If you are a Christian watching this testimony, I want to challenge you to pray for the Muslim world with new faith and expectation.
The God who can convert 15 million Iranians in 6 months can do the same thing in any country where his people are willing to intercede with persistence and boldness.
The harvest is truly ready, but the laborers are few.
The Jesus who walked on water 2,000 years ago is still walking on water today.
He is still calling disciples to follow him.
He is still transforming enemies into friends, sinners into saints, darkness into light.
The same resurrection power that raised him from the dead is available to raise dead hearts, dead relationships, dead nations to new life in his kingdom.
My prayer is that this testimony will inspire you to seek a deeper relationship with Jesus Christ.
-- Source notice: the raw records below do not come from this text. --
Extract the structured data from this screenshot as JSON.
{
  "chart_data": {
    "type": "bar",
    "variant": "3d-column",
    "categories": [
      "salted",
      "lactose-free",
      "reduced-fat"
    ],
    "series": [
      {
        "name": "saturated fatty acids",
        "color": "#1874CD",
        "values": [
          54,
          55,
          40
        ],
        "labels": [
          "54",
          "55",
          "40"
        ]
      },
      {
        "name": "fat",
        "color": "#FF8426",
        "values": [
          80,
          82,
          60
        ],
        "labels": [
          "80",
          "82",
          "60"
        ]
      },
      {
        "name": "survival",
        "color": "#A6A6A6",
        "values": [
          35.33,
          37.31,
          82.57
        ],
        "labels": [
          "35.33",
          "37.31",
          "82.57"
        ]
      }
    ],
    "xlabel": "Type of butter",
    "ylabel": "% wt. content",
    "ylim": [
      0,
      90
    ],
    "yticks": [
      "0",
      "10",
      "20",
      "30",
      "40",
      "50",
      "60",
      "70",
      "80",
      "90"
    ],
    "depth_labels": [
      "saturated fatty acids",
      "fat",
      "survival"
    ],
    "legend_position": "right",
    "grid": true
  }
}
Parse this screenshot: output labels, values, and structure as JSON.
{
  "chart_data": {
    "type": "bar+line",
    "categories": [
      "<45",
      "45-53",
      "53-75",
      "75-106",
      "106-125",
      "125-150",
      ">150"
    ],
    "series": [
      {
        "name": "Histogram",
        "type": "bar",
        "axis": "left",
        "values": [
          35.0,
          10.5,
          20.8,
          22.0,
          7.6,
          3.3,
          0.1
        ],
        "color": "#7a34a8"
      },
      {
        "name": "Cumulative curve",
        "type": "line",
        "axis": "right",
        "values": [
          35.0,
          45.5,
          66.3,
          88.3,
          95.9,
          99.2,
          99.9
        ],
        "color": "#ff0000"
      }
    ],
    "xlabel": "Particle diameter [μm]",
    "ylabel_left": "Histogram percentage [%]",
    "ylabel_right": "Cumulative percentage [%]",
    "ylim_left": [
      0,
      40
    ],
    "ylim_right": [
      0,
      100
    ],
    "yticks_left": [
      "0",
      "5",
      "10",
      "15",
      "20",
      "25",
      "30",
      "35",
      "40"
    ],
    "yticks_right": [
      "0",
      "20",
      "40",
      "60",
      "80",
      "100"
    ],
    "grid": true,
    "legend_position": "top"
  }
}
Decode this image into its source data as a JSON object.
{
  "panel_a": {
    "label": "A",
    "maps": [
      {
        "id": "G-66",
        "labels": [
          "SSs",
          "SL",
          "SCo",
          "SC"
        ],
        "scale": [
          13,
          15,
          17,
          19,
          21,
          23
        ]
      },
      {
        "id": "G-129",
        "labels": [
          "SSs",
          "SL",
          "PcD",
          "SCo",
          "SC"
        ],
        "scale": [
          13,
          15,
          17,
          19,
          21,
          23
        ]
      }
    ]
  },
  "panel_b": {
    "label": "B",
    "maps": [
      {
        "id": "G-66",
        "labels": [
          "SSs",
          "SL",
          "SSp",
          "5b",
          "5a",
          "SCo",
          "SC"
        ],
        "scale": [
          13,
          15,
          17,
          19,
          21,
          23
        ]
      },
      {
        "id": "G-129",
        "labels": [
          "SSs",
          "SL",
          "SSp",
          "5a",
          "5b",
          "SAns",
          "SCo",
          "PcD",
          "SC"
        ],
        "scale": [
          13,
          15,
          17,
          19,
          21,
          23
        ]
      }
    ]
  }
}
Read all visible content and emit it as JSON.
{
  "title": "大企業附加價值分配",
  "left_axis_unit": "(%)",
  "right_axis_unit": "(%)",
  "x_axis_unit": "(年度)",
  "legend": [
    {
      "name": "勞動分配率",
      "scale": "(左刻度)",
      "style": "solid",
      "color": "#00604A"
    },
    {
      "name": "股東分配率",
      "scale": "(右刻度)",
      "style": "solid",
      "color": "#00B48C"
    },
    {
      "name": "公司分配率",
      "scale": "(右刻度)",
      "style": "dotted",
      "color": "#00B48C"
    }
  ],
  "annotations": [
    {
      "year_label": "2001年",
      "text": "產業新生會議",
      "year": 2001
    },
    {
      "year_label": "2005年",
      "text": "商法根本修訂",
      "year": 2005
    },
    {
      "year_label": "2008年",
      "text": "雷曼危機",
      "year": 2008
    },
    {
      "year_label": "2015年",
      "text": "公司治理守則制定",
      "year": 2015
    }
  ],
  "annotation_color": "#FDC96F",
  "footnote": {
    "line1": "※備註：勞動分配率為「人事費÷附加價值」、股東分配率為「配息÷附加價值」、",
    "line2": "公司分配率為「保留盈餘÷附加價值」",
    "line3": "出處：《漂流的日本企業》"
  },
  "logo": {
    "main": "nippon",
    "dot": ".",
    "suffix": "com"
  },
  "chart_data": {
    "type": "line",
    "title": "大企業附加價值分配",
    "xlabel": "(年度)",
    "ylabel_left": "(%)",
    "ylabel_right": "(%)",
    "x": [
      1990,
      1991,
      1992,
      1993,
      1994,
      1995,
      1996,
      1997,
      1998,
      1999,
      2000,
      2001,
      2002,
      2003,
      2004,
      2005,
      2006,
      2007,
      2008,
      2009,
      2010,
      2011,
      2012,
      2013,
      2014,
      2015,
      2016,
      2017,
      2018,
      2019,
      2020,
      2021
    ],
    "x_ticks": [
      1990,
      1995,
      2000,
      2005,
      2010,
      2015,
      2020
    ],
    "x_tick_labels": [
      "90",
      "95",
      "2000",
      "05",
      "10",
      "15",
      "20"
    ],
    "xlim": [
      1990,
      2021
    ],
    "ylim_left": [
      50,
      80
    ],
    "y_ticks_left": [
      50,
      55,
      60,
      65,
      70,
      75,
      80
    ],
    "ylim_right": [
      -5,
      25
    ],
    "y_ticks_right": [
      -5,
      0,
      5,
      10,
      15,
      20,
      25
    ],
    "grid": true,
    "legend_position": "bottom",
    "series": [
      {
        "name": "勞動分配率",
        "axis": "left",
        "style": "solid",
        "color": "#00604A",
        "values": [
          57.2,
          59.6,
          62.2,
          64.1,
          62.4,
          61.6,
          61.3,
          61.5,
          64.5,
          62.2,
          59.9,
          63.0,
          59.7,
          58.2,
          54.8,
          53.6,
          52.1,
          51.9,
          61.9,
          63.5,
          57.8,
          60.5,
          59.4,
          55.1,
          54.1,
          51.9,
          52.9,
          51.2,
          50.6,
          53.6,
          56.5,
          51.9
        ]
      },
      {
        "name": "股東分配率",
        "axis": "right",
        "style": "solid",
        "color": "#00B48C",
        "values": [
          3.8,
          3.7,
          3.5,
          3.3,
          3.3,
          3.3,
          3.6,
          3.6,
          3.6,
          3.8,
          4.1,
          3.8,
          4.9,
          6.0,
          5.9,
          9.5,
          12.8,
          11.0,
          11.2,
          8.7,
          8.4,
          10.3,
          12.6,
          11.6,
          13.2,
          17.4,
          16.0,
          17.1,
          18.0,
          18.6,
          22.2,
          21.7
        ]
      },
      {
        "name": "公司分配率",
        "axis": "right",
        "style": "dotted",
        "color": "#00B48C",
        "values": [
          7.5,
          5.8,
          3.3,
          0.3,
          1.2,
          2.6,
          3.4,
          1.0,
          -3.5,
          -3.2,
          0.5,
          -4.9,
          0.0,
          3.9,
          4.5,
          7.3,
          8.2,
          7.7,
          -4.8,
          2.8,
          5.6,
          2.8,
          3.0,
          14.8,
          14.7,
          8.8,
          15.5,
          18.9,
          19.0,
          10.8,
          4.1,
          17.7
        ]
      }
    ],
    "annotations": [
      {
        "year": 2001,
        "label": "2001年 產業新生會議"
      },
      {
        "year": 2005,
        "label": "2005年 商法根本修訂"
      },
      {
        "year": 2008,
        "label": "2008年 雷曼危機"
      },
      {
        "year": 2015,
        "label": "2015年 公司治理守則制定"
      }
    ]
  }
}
Not the Jesus of religious tradition or cultural Christianity, but the living Christ who still speaks to hearts, still performs miracles and still transforms lives with supernatural power.
Whether you are Muslim, Christian or from any other background, he is calling you to experience his love, his forgiveness, his purpose for your life.
The old things are passing away.
Behold, he makes all things new.
Turn to him today while it is still called today.
Return to the Gospels.
Return to the truth.
Return to Christ.
He is waiting for you with open arms just as he was waiting for me on the waters of the Persian Gulf.